Development and validation of theoretical model for nanofluid minimal quantity lubrication selection in aviation difficult-to-machine materials

Difficult-to-machine aeronautical materials like ceramic matrix composites exhibit high strength and complex machinability, leading to high cutting forces, temperatures, and poor surface quality. Nanofluid minimum quantity lubrication (NMQL) offers excellent friction-reduction and heat-transfer performance, but nanofluid parameter selection remains empirical, lacking theoretical support, which limits its broader engineering application. Accordingly, a theoretical model for nanofluid selection was established by comprehensively considering tribological characteristics, thermophysical properties, dispersion stability, particle concentration, and material compatibility, and was solved using a multi-objective particle swarm optimization algorithm. The input parameters of the model include the physical properties and interfacial behavior characteristics of various base oils and nanoparticles, while the output is the optimal NMQL combination scheme. Results showed that, when applied to 2.5D SiC_f/SiC composites, the optimal solution determined and experimentally validated was palm oil-carbon nanotubes (CNTs)-vol. 2 %. In terms of machining performance, compared with dry grinding (DG), the grinding force under NMQL-CNTs-2 % condition decreased by up to 75.2 %, and the surface roughness decreased by 41.81 %. Meanwhile, the number of rough fracture surfaces was minimized, and fiber wear was minimal, indicating the high accuracy of the optimal solution.
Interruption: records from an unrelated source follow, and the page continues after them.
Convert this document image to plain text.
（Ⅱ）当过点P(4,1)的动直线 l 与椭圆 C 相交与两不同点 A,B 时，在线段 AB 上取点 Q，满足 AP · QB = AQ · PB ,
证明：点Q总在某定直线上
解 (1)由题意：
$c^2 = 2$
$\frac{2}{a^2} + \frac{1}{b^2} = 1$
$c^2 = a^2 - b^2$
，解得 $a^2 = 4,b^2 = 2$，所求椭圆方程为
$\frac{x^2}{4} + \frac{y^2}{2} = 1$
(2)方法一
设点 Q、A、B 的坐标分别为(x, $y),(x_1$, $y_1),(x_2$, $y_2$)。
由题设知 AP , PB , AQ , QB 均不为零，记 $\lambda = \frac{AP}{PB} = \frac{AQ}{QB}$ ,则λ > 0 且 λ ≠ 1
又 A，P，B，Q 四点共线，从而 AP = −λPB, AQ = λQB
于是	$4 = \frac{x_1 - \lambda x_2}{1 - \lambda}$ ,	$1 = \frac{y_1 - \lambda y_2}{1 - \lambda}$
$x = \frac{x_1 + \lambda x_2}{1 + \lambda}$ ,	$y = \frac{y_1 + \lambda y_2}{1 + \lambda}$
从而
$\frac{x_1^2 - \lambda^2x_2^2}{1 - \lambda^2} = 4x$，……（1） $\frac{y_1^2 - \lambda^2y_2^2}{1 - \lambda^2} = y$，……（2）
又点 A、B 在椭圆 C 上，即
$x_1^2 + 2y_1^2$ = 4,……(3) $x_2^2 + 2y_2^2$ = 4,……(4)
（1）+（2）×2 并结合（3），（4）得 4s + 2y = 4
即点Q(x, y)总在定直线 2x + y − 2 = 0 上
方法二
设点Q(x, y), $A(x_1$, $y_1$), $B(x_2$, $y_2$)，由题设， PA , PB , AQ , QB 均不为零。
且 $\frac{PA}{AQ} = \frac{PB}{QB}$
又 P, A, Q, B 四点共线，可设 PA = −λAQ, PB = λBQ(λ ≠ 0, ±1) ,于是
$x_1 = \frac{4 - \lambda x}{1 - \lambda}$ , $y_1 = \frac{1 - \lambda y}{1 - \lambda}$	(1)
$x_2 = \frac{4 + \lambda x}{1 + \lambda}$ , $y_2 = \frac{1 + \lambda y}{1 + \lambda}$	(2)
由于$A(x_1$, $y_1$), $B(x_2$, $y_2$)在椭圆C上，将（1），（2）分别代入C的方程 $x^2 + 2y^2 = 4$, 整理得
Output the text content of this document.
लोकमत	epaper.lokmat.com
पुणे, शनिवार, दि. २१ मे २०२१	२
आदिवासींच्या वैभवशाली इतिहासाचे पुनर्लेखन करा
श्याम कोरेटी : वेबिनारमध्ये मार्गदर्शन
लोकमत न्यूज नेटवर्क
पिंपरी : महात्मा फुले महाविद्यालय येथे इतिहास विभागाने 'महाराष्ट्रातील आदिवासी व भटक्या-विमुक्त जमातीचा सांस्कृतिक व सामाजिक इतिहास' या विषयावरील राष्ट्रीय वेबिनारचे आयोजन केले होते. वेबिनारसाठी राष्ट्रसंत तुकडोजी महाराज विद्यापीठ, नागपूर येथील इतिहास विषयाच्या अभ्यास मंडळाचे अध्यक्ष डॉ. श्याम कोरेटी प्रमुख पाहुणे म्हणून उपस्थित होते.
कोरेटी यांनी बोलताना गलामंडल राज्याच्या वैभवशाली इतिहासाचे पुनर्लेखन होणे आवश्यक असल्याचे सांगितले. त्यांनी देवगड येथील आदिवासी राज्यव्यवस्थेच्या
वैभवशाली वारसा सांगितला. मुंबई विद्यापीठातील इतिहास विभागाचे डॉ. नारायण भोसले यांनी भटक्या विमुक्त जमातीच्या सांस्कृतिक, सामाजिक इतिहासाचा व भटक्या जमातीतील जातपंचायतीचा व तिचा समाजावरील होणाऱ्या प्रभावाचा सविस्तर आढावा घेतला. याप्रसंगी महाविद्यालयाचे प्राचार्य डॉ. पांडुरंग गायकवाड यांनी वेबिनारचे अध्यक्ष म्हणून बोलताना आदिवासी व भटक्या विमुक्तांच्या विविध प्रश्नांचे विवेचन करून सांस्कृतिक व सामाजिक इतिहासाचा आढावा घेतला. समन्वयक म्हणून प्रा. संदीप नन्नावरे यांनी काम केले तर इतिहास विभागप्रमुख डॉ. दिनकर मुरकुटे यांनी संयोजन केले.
In addition, validation was performed using experimental data from existing studies on Ti6Al4V titanium alloy, GH4169 alloy, carbon fiber reinforced polymer (CFRP) composites, and quartz fiber reinforced polyimide (QFRP) composites. The predicted results from the model were consistent with the experimental findings, further demonstrating its applicability and generalizability. The study effectively guides nanofluid selection while providing theoretical support for high-efficiency, precision machining of aeronautical difficult-to-machine materials.